Prince George, Duke of Cambridge, became the first President of the band during his time as a Governor at the Hospital. In 1857, he established the Royal Military School of Music, at Kneller Hall in Twickenham, London. It was through this link that many Foundling boys joined the British Army. The talent of these boys was so notable that bandmasters would visit the Hospital to select potential candidates for their own regiments.
Over the next century, more than 450 Foundling boys attended Kneller Hall, possibly the largest number of recruits from any single organisation. By the start of World War I, over 80% of the boys leaving the Foundling Hospital were going into military bands. Several of them became regimental bandmasters themselves.
As another musical career, a few boys were apprenticed to musical instrument makers. One such was Stephen Quilter, who set up a successful business in this trade and produced instruments for the British military in the 1880s.
All Foundlings from the age of nine were part of the chapel choir and practised singing two or three times a week in preparation for Sunday services. Foundling Hannah Sherman (later Brown) remembered the choir master/organist with great fondness. His playing was:
“… a joy to listen to. … What happiness we enjoyed in this institution was chiefly centred round the grand music, and the organist, whom it was our greatest wish to please. … On Sunday … when his time for departure came, he would shake hands and say, ‘Goodbye, my darlings’.” (Hannah Brown, The Child She Bare, 1918)
20th century
Music continued to be a route to success for many pupils, such as Charles Nalden. Born in 1908 and brought to the Foundling Hospital by his mother at just three weeks old, Charles joined the school band, playing the cornet. As a teenager he was offered a position in an army band, and he went on to become a successful bandmaster before gaining a doctorate in music from the University of London. He became a Professor of Music in New Zealand and was awarded a CBE for services to music.
In the 1940s, Eleanor Allen was taught to play the oboe as a pupil at the Foundling Hospital in Berkhamsted. She later pursued a music scholarship at Malvern College and then an academic career at the Royal Academy of Music. The foundation she received at the Foundling Hospital allowed her to become a music teacher and pass on her passion for music.

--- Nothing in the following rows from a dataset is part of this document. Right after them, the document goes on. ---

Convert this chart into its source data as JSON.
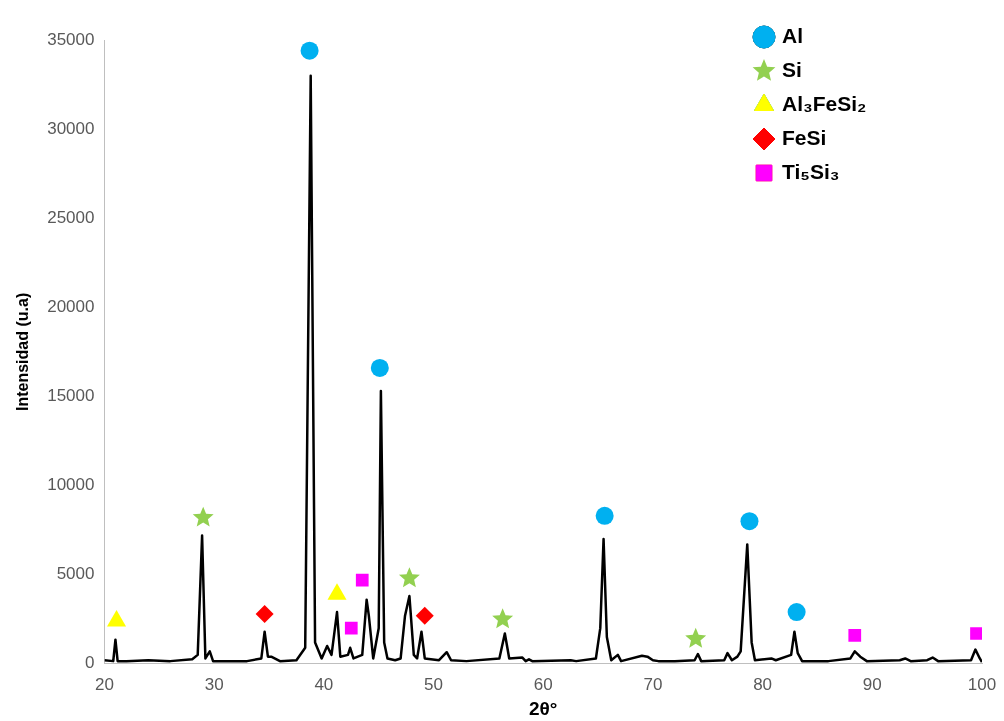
{
  "chart_data": {
    "type": "line",
    "xlabel": "2θ°",
    "ylabel": "Intensidad (u.a)",
    "xlim": [
      20,
      100
    ],
    "xticks": [
      20,
      30,
      40,
      50,
      60,
      70,
      80,
      90,
      100
    ],
    "ylim": [
      0,
      35000
    ],
    "yticks": [
      0,
      5000,
      10000,
      15000,
      20000,
      25000,
      30000,
      35000
    ],
    "grid": false,
    "legend": "top right",
    "series": [
      {
        "color": "#000000",
        "marker": "none",
        "x": [
          20.0,
          20.8,
          21.0,
          21.2,
          22,
          24,
          26,
          28,
          28.5,
          28.9,
          29.2,
          29.6,
          29.9,
          33,
          34.3,
          34.6,
          34.9,
          35.2,
          36,
          37.5,
          38.3,
          38.8,
          39.2,
          39.8,
          40.3,
          40.7,
          41.2,
          41.5,
          42.2,
          42.4,
          42.7,
          43.5,
          43.9,
          44.1,
          44.5,
          45.0,
          45.2,
          45.5,
          45.8,
          46.5,
          47.0,
          47.4,
          47.8,
          48.2,
          48.5,
          48.9,
          49.2,
          50.5,
          51.2,
          51.6,
          53,
          56.0,
          56.5,
          56.9,
          58.1,
          58.4,
          58.7,
          59,
          62.5,
          63,
          64.8,
          65.2,
          65.5,
          65.8,
          66.2,
          66.8,
          67.1,
          69,
          69.5,
          70,
          70.5,
          72,
          73.8,
          74.1,
          74.4,
          76.5,
          76.8,
          77.2,
          77.7,
          78.0,
          78.6,
          79.0,
          79.3,
          80.8,
          81.2,
          82.6,
          82.9,
          83.2,
          83.6,
          86,
          88.0,
          88.4,
          88.9,
          89.5,
          92.5,
          93,
          93.5,
          95,
          95.5,
          96,
          99,
          99.4,
          99.8,
          100
        ],
        "values": [
          200,
          150,
          1350,
          150,
          150,
          200,
          150,
          250,
          500,
          7200,
          300,
          700,
          150,
          150,
          300,
          1800,
          400,
          400,
          150,
          200,
          900,
          33000,
          1200,
          300,
          1000,
          500,
          2900,
          400,
          500,
          900,
          300,
          500,
          3600,
          2700,
          300,
          2000,
          15300,
          1200,
          300,
          200,
          300,
          2700,
          3800,
          500,
          300,
          1800,
          300,
          200,
          650,
          200,
          150,
          300,
          1700,
          300,
          350,
          150,
          250,
          150,
          200,
          150,
          300,
          2000,
          7000,
          1500,
          200,
          500,
          150,
          450,
          400,
          200,
          150,
          150,
          200,
          550,
          150,
          200,
          600,
          200,
          400,
          700,
          6700,
          1200,
          200,
          300,
          200,
          500,
          1800,
          600,
          150,
          150,
          300,
          700,
          400,
          150,
          200,
          300,
          150,
          200,
          350,
          150,
          200,
          800,
          300,
          100
        ]
      },
      {
        "type": "scatter",
        "name": "Al",
        "color": "#00b0f0",
        "marker": "circle",
        "x": [
          38.7,
          45.1,
          65.6,
          78.8,
          83.1
        ],
        "values": [
          34400,
          16600,
          8300,
          8000,
          2900
        ]
      },
      {
        "type": "scatter",
        "name": "Si",
        "color": "#92d050",
        "marker": "star",
        "x": [
          29.0,
          47.8,
          56.3,
          73.9
        ],
        "values": [
          8200,
          4800,
          2500,
          1400
        ]
      },
      {
        "type": "scatter",
        "name": "Al₃FeSi₂",
        "color": "#ffff00",
        "marker": "triangle",
        "x": [
          21.1,
          41.2
        ],
        "values": [
          2400,
          3900
        ]
      },
      {
        "type": "scatter",
        "name": "FeSi",
        "color": "#ff0000",
        "marker": "diamond",
        "x": [
          34.6,
          49.2
        ],
        "values": [
          2800,
          2700
        ]
      },
      {
        "type": "scatter",
        "name": "Ti₅Si₃",
        "color": "#ff00ff",
        "marker": "square",
        "x": [
          42.5,
          43.5,
          88.4,
          99.5
        ],
        "values": [
          2000,
          4700,
          1600,
          1700
        ]
      }
    ]
  }
}
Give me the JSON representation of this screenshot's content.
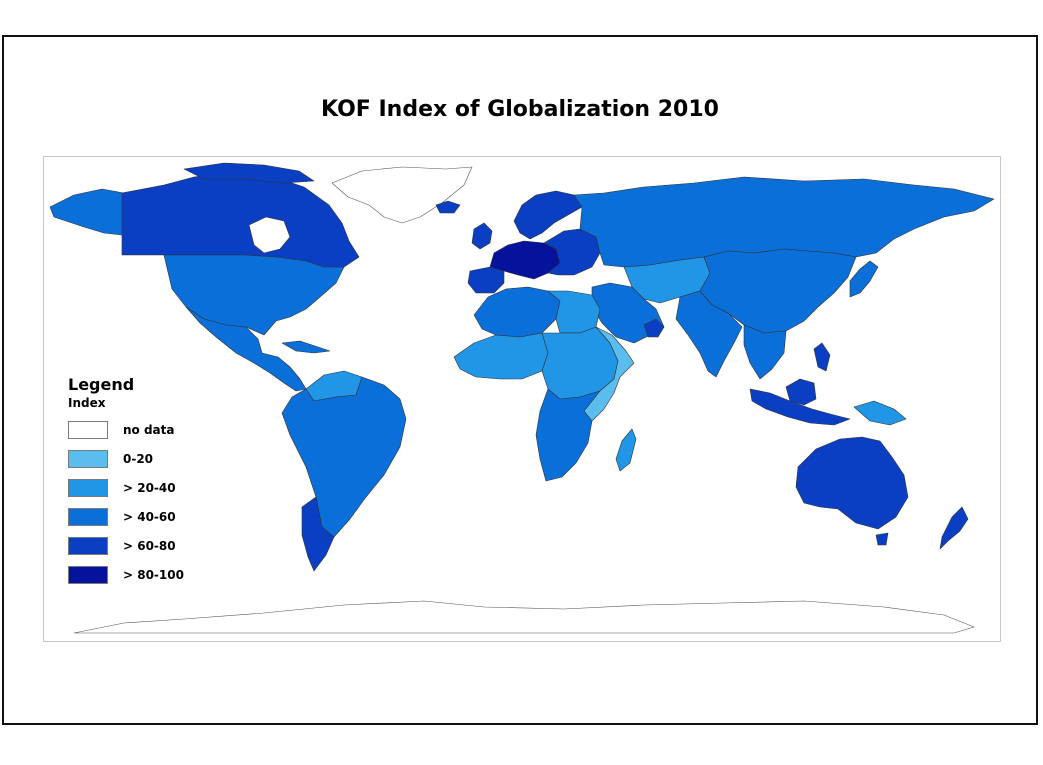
{
  "title": "KOF Index of Globalization 2010",
  "legend": {
    "title": "Legend",
    "subtitle": "Index",
    "items": [
      {
        "label": "no data",
        "color": "#ffffff"
      },
      {
        "label": "0-20",
        "color": "#5bbcee"
      },
      {
        "label": "> 20-40",
        "color": "#2196e6"
      },
      {
        "label": "> 40-60",
        "color": "#0a6fd9"
      },
      {
        "label": "> 60-80",
        "color": "#0a3fc4"
      },
      {
        "label": "> 80-100",
        "color": "#05129c"
      }
    ]
  },
  "regions": [
    {
      "name": "greenland",
      "band": "no data"
    },
    {
      "name": "canada",
      "band": "> 60-80"
    },
    {
      "name": "alaska",
      "band": "> 40-60"
    },
    {
      "name": "united-states",
      "band": "> 40-60"
    },
    {
      "name": "mexico-central-america",
      "band": "> 40-60"
    },
    {
      "name": "cuba",
      "band": "> 40-60"
    },
    {
      "name": "south-america",
      "band": "> 40-60"
    },
    {
      "name": "venezuela",
      "band": "> 20-40"
    },
    {
      "name": "chile-argentina-south",
      "band": "> 60-80"
    },
    {
      "name": "iceland",
      "band": "> 60-80"
    },
    {
      "name": "uk-ireland",
      "band": "> 60-80"
    },
    {
      "name": "scandinavia",
      "band": "> 60-80"
    },
    {
      "name": "western-europe",
      "band": "> 80-100"
    },
    {
      "name": "iberia",
      "band": "> 60-80"
    },
    {
      "name": "eastern-europe",
      "band": "> 60-80"
    },
    {
      "name": "russia",
      "band": "> 40-60"
    },
    {
      "name": "north-africa",
      "band": "> 40-60"
    },
    {
      "name": "egypt-libya",
      "band": "> 20-40"
    },
    {
      "name": "west-africa",
      "band": "> 20-40"
    },
    {
      "name": "central-africa",
      "band": "> 20-40"
    },
    {
      "name": "east-africa",
      "band": "0-20"
    },
    {
      "name": "southern-africa",
      "band": "> 40-60"
    },
    {
      "name": "madagascar",
      "band": "> 20-40"
    },
    {
      "name": "middle-east",
      "band": "> 40-60"
    },
    {
      "name": "arabian-gulf",
      "band": "> 60-80"
    },
    {
      "name": "central-asia",
      "band": "> 20-40"
    },
    {
      "name": "china-mongolia",
      "band": "> 40-60"
    },
    {
      "name": "india",
      "band": "> 40-60"
    },
    {
      "name": "southeast-asia",
      "band": "> 40-60"
    },
    {
      "name": "japan",
      "band": "> 40-60"
    },
    {
      "name": "malaysia-indonesia",
      "band": "> 60-80"
    },
    {
      "name": "papua-new-guinea",
      "band": "> 20-40"
    },
    {
      "name": "australia",
      "band": "> 60-80"
    },
    {
      "name": "new-zealand",
      "band": "> 60-80"
    },
    {
      "name": "antarctica",
      "band": "no data"
    }
  ]
}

Music had a huge impact on the lives and wellbeing of the Foundlings, as described by John Caldicott, another pupil in the 1940s:
“My first experience was of going into the chapel and hearing this magnificent Handel pipe organ and the sound which I had never heard in my life before … It had an immediate impact on me. It was a complete diversion from the severe lifestyle that we were leading.” (John Caldicott in the film No Place Like Home: The Story of the Foundling Hospital)
John played the clarinet in the school band and did his military service in an army band. Because of his interest in radio, the Foundling Hospital arranged for him to have an apprenticeship as a sound engineer.
21st century
Music has continued to play an important part at Coram. In our Creative Therapies work, music therapy helps vulnerable children communicate and express their feelings. In 2014, a number of top artists, including Brian May, Sophie Ellis-Bextor and Lily Allen, performed in Coram’s biggest-ever fundraising concert held at the Royal Albert Hall to mark our 275th anniversary. And every February, we hold a Handel Birthday Concert to commemorate Handel’s contribution to the Foundling Hospital.